THE SICKNESS

48.8K 2.9K 48
                                    

Ali's POV

Mobilku sudah terparkir di parkiran apartemen yang kami tempati. Aku menatap Prilly, Sepanjang perjalanan dari café tadi Prilly tertidur. Mungkin dia lelah karena menangis. Suasana jalanan kota Jakarta yang macet, membuat kami agak lama di perjalanan. Aku membuka seatbelt yang melilit tubuh mungilnya. Jujur saja, saat Prilly menangis tadi,hatiku terasa perih. Aku tidak mampu menatap matanya yang berair,suara tangisnya menjadi lagu terburuk yang pernah ku dengar. Telingaku pun tidak kuat mendengar suara isakannya. Entah apa yang aku pikirkan. Ku bawa dia ke pelukanku. Ada rasa damai saat dia mulai tenang dalam pelukanku. Aku mengatakan bahwa dia tidak boleh dekat dengan Halik lagi.

Hatiku panas, ada yang bergejolak saat ku lihat Halik mengusap bibir Prilly. Prilly itu milikku, aku tidak akan membiarkan siapapun menyentuhnya. Termasuk Halik. Anggaplah aku egois. Tapi aku tidak peduli. Aku beralasan bahwa Halik adalah cowok yang tidak baik. Ku harap Prilly percaya.

Aku hendak menggendongnya karena aku tidak mau membangunkannya. Namun saat tanganku menyentuh kulitnya, kurasakan suhu tubuhnya yang diatas normal. Tubuh Prilly panas. Ku letakkan punggung tanganku di dahinya. Benar saja, dia demam. Aku panik, Prilly bergumam tanpa membuka matanya, "sakit Li."

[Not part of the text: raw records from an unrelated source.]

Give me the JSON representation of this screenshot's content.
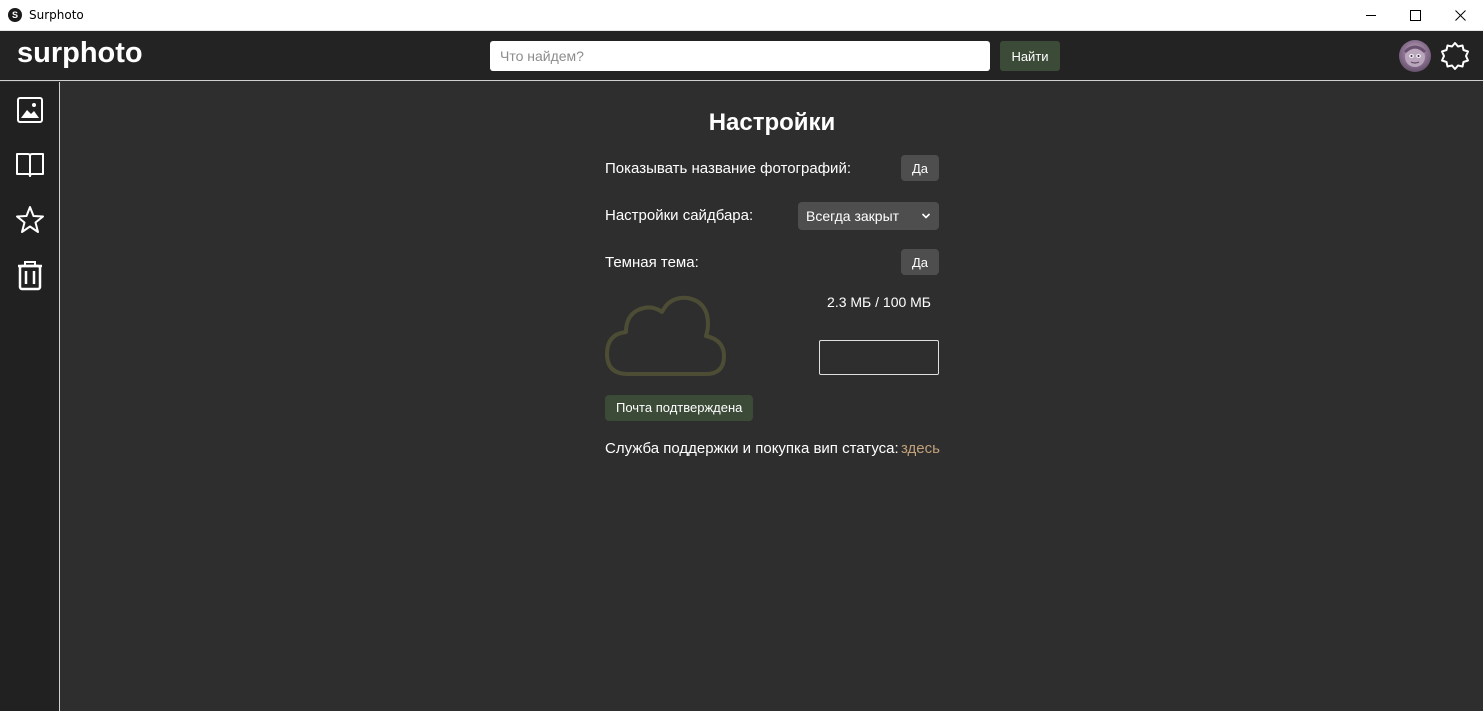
{
  "window": {
    "title": "Surphoto",
    "app_icon_letter": "S"
  },
  "header": {
    "logo": "surphoto",
    "search": {
      "placeholder": "Что найдем?",
      "value": ""
    },
    "search_button": "Найти"
  },
  "sidebar": {
    "items": [
      {
        "icon": "image-icon"
      },
      {
        "icon": "book-icon"
      },
      {
        "icon": "star-icon"
      },
      {
        "icon": "trash-icon"
      }
    ]
  },
  "settings": {
    "title": "Настройки",
    "show_titles": {
      "label": "Показывать название фотографий:",
      "value": "Да"
    },
    "sidebar_setting": {
      "label": "Настройки сайдбара:",
      "selected": "Всегда закрыт"
    },
    "dark_theme": {
      "label": "Темная тема:",
      "value": "Да"
    },
    "storage": {
      "used": "2.3 МБ / 100 МБ"
    },
    "email_status": "Почта подтверждена",
    "support": {
      "label": "Служба поддержки и покупка вип статуса:",
      "link_text": "здесь"
    }
  },
  "colors": {
    "background": "#2e2e2e",
    "header": "#232323",
    "sidebar": "#212121",
    "accent_green": "#3c4a38",
    "cloud_outline": "#4d4d35",
    "link": "#c1a07a",
    "button_gray": "#4e4e4e"
  }
}
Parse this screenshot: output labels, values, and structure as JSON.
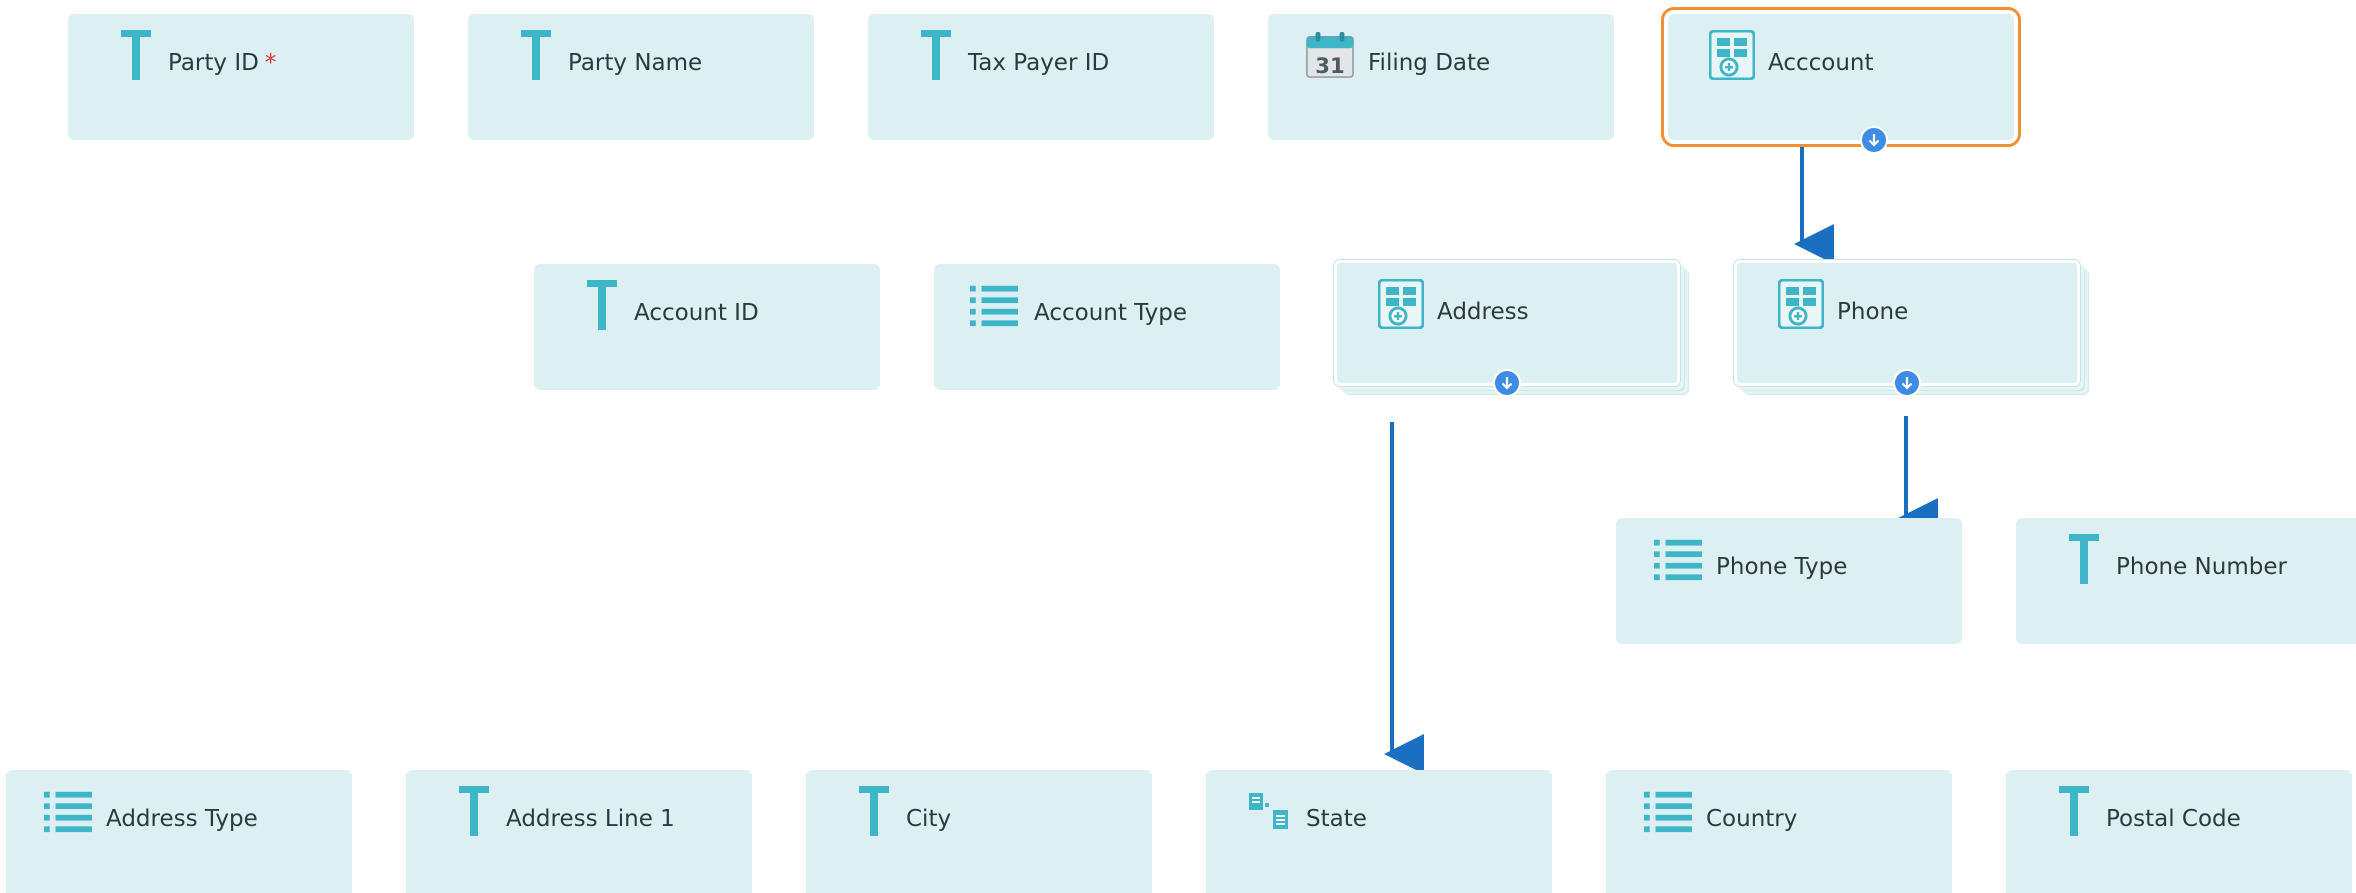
{
  "row1": {
    "party_id": {
      "label": "Party ID",
      "required_mark": "*"
    },
    "party_name": {
      "label": "Party Name"
    },
    "tax_payer_id": {
      "label": "Tax Payer ID"
    },
    "filing_date": {
      "label": "Filing Date",
      "calendar_day": "31"
    },
    "account": {
      "label": "Acccount"
    }
  },
  "row2": {
    "account_id": {
      "label": "Account ID"
    },
    "account_type": {
      "label": "Account Type"
    },
    "address": {
      "label": "Address"
    },
    "phone": {
      "label": "Phone"
    }
  },
  "row3": {
    "phone_type": {
      "label": "Phone Type"
    },
    "phone_number": {
      "label": "Phone Number"
    }
  },
  "row4": {
    "address_type": {
      "label": "Address Type"
    },
    "address_line_1": {
      "label": "Address Line 1"
    },
    "city": {
      "label": "City"
    },
    "state": {
      "label": "State"
    },
    "country": {
      "label": "Country"
    },
    "postal_code": {
      "label": "Postal Code"
    }
  },
  "icons": {
    "text_field": "text-field-icon",
    "date_field": "calendar-icon",
    "list_field": "list-icon",
    "group": "field-group-icon",
    "lookup": "lookup-icon",
    "expand": "expand-down-icon"
  },
  "colors": {
    "card_bg": "#dcf0f3",
    "icon_teal": "#3fb6c8",
    "arrow": "#1b6fc0",
    "expand_badge": "#3d8de5",
    "selected_outline": "#f0912f",
    "required": "#e0352b"
  }
}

"Iya, kita ke dokter sekarang ya." tawarku, aku hendak menyetir mobilku. Tapi Prilly menghentikan tanganku.

"Ngga mau. Kita masuk aja."

"Tapi Prill."

"Ngga mau Ali. Gue gapapa."Prilly bersikeras tidak mau ke dokter. Aku pun menurutinya, walaupun aku khawatir.

Aku menggendong tubuh Prilly. Hingga di depan lift aku bersusah payah menekan tombol lift.

"Li, turunin gue. Gue gapapa kok,"ucapnya dengan wajah pucat pasi.

"Gapapa gimana.Muka loe pucat gitu." Pintu lift pun terbuka, aku langsung menuju pintu apartemenku.

Kurebahkan tubuh Prilly di ranjangnya.

"Sebentar ya, gue ambil kompresan dulu." Aku bergegas ke dapur mengambil baskom dan air dingin. Serta handuk kecil.

Ku letakkan handuk yang sudah ku basahi dengan air dingin di keningnya.

"Li, makasih ya."ucapnya dengan suara serak. Aku hanya mengangguk dan tersenyum kepadanya.

Tiga jam sudah berlalu, aku masih setia duduk di tepi ranjangnya. Sesekali ku kompres lagi keningnya. Sontak tubuh Prilly menggigil. Wajahnya semakin pucat, bibirnya bergetar.

"Sakit Li."rintihnya dengan suara yang hampir tidak terdengar.

Aku panik dan segera mengambil ponsel menelpon dokter langganan keluargaku.

" Sabar ya, gue udah nelpon dokter." ucapku menggenggam tangannya. Prilly hanya mengangguk lemah.

Tak lama dokter Aji, dokter langganan keluargaku datang. Dia memeriksa Prilly.

"Kamu tenang aja Li, dia gapapa. Dia hanya kecapean saja. Makanya dia jadi masuk angin. Kamu kasih saja obat ini saja. Diminum 3 kali sehari. Kalau sampai besok pagi panasnya belum turun juga. Telfon saya saja," jelas Dokter Aji memberikan obat kepadaku.

"Saya pamit dulu," ucapnya menepuk pundakku pelan.

"Terima kasih dokter."

"Gue sakit apa Li?"Tanya Prilly yang masih terlihat pucat.

"Loe kecapean, sekarang loe diam disini dulu. Gue mau kedapur buat makanan. Jangan kemana-mana," Perintahku.

Dia tersenyum kecil,"emang loe bisa masak?"